<trp-post-container data-trp-post-id='25032'>Les networks social from tomorrow

Twitter has just inaugurated its new offices in the heart of Paris, near the Opéra... not far from Google's old offices - and a stone's throw from the new ones. Politicians are flocking to these events (with Valls taking over from Sarkozy), and one might well wonder about the significance of these ceremonies, where the operators of the future use the codes of the past: statesmen in suits and premises in former mansions renovated at great expense.
This perhaps avoids the question of their future, a question that is so iconoclastic... but perhaps not so absurd, even for Google!
For Twitter, this is still a topical issue, as many are questioning its future as an independent player: its growth is stagnating and the return of founder Jack Dorsey to the helm has not reversed the trend; in short, its survival would depend on it being backed by a larger, wealthier group.

 

The boundaries are moving fast in the small world of the Web, and more particularly the social Web: the GAFAs - Google, Apple, Facebook, Amazon - seem set to be replaced by the TUNAs - Tesla, Uber, Netflix, Airbnb - whose financial valuations exceed those of the old economy players (Tesla is 'worth' as much as Renault and Airbnb as much as Accor); not forgetting the world's largest social networking business, China's Alibaba.
New technologies have killed off giants like Kodak, and some of the first high-tech giants are beginning to disappear in their turn, like Yahoo!
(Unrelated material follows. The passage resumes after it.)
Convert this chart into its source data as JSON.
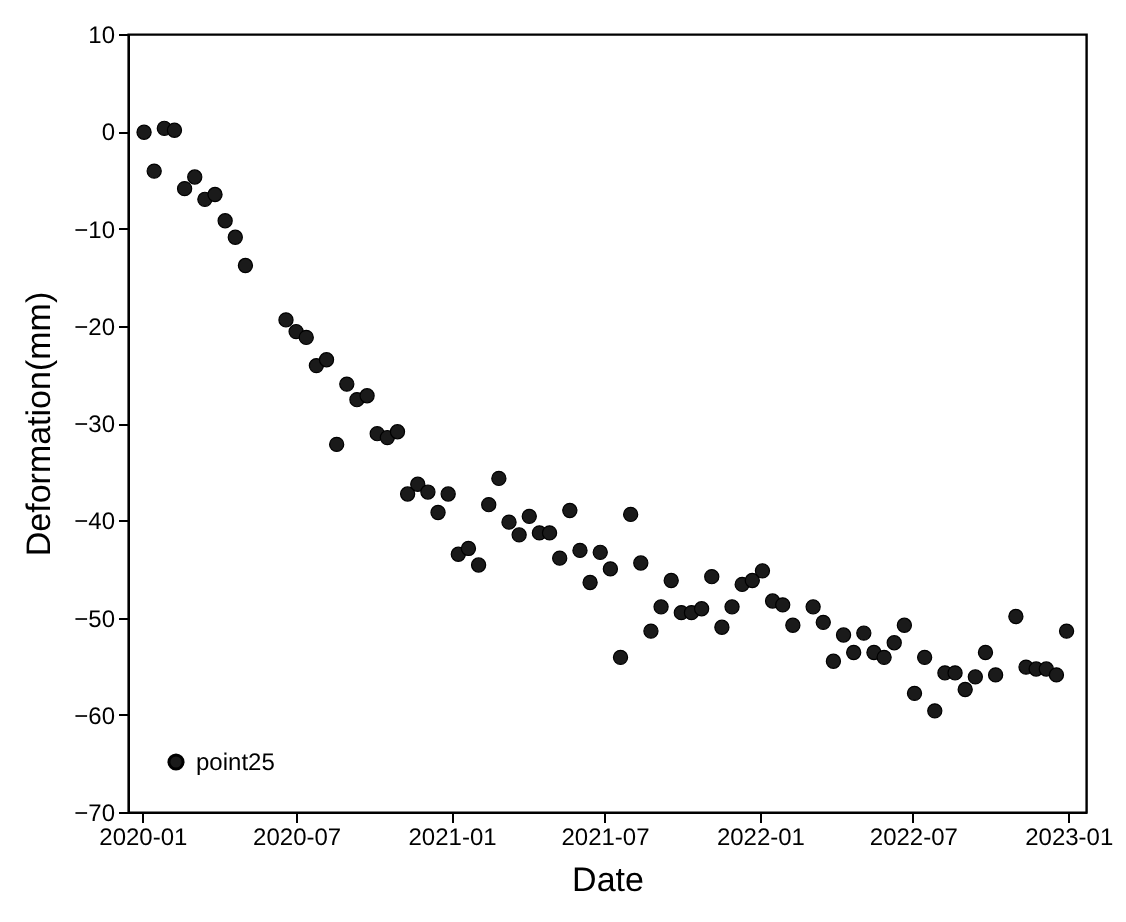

And in the graveyard of dead social media, we find many ephemeral glories like Second Life - which in 2007 was considered by all to be THE social media of the future; or MySpace - at least in its 'Rupert Murdoch' version, which lost hundreds of millions of dollars. And who would still bet on Elo (a network so secretive that it has never taken off) or Meerkat - sunk as soon as it was launched by Twitter and its Periscope?
It's hard to bet on the future of Twitter, where almost 4 out of 10 users are under 25; or even on Snapchat, which is massively appealing to the very young and has snubbed Facebook's offers to maintain its independence: tomorrow's Web will be less what the operators imagine than what its users make of it.

 

So it's hard to answer the question: what will tomorrow's social networks be like?
At the end of the 20th century, what experts could have foreseen their advent - apart from the brilliant researchers of the Cluetrain Manifesto, but without really envisaging their scope?
Secondly, because the impetus comes not only from companies and the technologies they develop, but also - and above all - from the citizens who adopt them or massively reject the new tools at their disposal: who would have believed, a few years ago, in a site where you could post photos that were automatically deleted in a few seconds?